Screening cellulose-decomposing microorganism has been considered to be a promising option for identifying new CMCase sources. In this study, strain MY6, has been identified to be Stenotrophomonas sp. based on the results of morphological, physicological and biochemical characterizations and 16S rDNA gene sequence analysis. Meanwhile, strain FY2, isolated from the mixture of fresh cow dung and fermentation biogas slurry, and has been identified as B. cereus sp. To our knowledge, this is the first reported Stenotrophomonas sp. that produces cellulases in experimental conditions. In order to obtain high cellulose production, three crucial factors (culture time, initial pH and culture temperature) affecting CMCase activity and yield were preliminarily optimized. Under the optimized conditions, the CMCase activity of strain MY6 increased by 150.61% compared with that using the original conditions; while that of strain FY2 increased by 200.74%. In addition, four native lignocellulosic feedstocks were compared to find out the relationship between cellulose content in the medium as sole carbon source and degrading ability of cellulose in this work. However, further studies are needed to study the interactions between these factors, to enhance the cellulase production and their stress tolerance before being used for large-scale of biodegradation. This study reveals that strains MY6 and FY2 are promising for cellulase enzyme production.

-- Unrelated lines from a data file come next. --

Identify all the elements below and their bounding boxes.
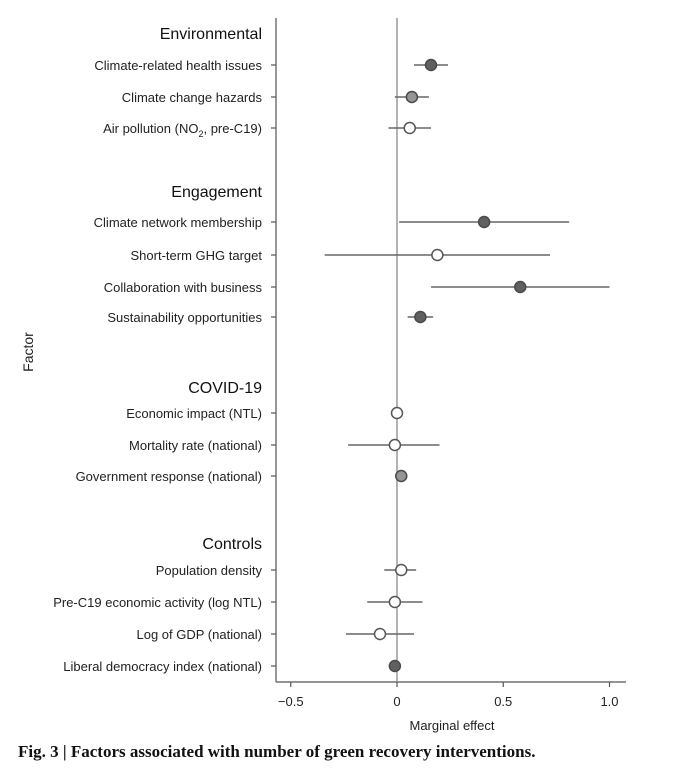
factor-label: Climate network membership [94, 215, 262, 230]
factor-label-suffix: , pre-C19) [203, 121, 262, 136]
figure-caption: Fig. 3 | Factors associated with number … [18, 742, 678, 762]
x-tick-label: 0 [393, 694, 400, 709]
group-header: Environmental [160, 26, 262, 43]
caption-prefix: Fig. 3 | [18, 742, 71, 761]
factor-label-text: Climate change hazards [122, 90, 263, 105]
y-axis-label: Factor [20, 332, 36, 372]
x-tick-label: −0.5 [278, 694, 304, 709]
point-estimate [431, 248, 444, 262]
point-estimate [388, 659, 402, 673]
factor-label: Population density [156, 563, 263, 578]
factor-label: Climate change hazards [122, 90, 263, 105]
factor-label-text: Mortality rate (national) [129, 438, 262, 453]
caption-text: Factors associated with number of green … [70, 742, 536, 761]
x-tick-label: 1.0 [600, 694, 618, 709]
factor-label: Air pollution (NO2, pre-C19) [103, 121, 262, 139]
factor-label-text: Air pollution (NO [103, 121, 198, 136]
factor-label-text: Climate network membership [94, 215, 262, 230]
factor-label: Short-term GHG target [131, 248, 263, 263]
factor-label-text: Sustainability opportunities [107, 310, 262, 325]
factor-label: Economic impact (NTL) [126, 406, 262, 421]
point-estimate [414, 310, 427, 324]
point-estimate [477, 215, 491, 229]
factor-label: Pre-C19 economic activity (log NTL) [53, 595, 262, 610]
factor-label: Log of GDP (national) [137, 627, 263, 642]
point-estimate [514, 280, 527, 294]
factor-label-text: Government response (national) [76, 469, 262, 484]
point-estimate [395, 563, 408, 577]
factor-label-text: Short-term GHG target [131, 248, 263, 263]
forest-plot: Factor Marginal effect −0.5 0 0.5 1.0 Enviro… [20, 18, 626, 733]
group-header: Controls [202, 536, 262, 553]
point-estimate [395, 469, 408, 483]
point-estimate [388, 595, 402, 609]
factor-label-text: Log of GDP (national) [137, 627, 263, 642]
factor-label-text: Population density [156, 563, 263, 578]
chart-layer: −0.5 0 0.5 1.0 Environmental Climate-related … [53, 18, 626, 709]
x-tick-label: 0.5 [494, 694, 512, 709]
point-estimate [373, 627, 387, 641]
x-axis-label: Marginal effect [409, 718, 494, 733]
factor-label: Government response (national) [76, 469, 262, 484]
group-header: Engagement [171, 184, 262, 201]
factor-label: Sustainability opportunities [107, 310, 262, 325]
factor-label: Liberal democracy index (national) [63, 659, 262, 674]
factor-label-text: Climate-related health issues [94, 58, 262, 73]
factor-label: Mortality rate (national) [129, 438, 262, 453]
factor-label: Collaboration with business [104, 280, 263, 295]
point-estimate [405, 90, 419, 104]
factor-label-text: Liberal democracy index (national) [63, 659, 262, 674]
factor-label-text: Economic impact (NTL) [126, 406, 262, 421]
point-estimate [424, 58, 438, 72]
factor-label-text: Collaboration with business [104, 280, 263, 295]
factor-label: Climate-related health issues [94, 58, 262, 73]
factor-label-subscript: 2 [198, 129, 203, 139]
point-estimate [390, 406, 404, 420]
group-header: COVID-19 [188, 380, 262, 397]
point-estimate [403, 121, 416, 135]
point-estimate [388, 438, 402, 452]
factor-label-text: Pre-C19 economic activity (log NTL) [53, 595, 262, 610]
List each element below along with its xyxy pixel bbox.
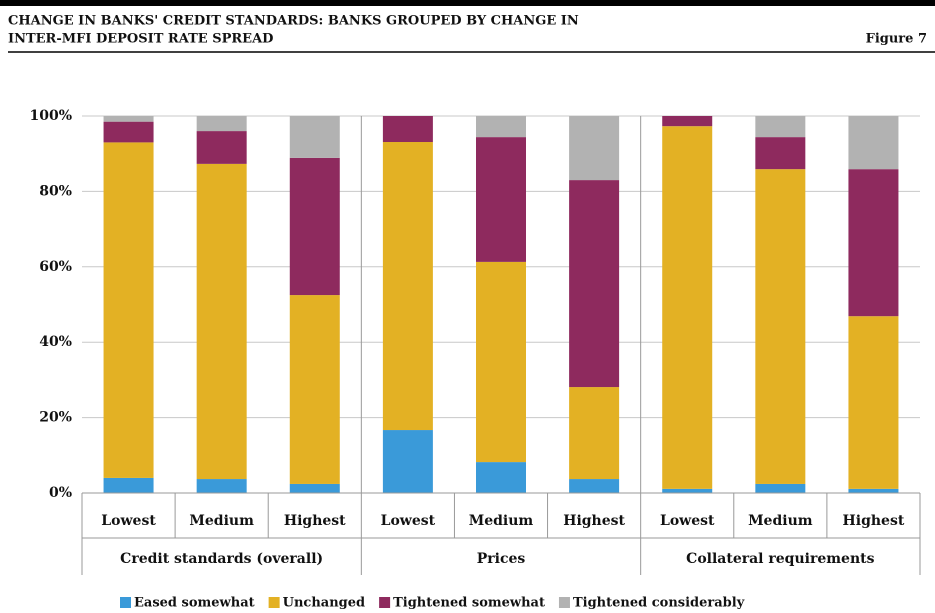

This study was supported by the National "863" Program of High Technology Research and Development of China (2012AA101804), National Basic Research Program of China (973 Program) (2012CB723004), Fund of Key Laboratory for Crop Germplasm Innovation and Utilization of Hunan Province (12KFXM03), and National Natural Science Foundation of China (NSFC 21476016).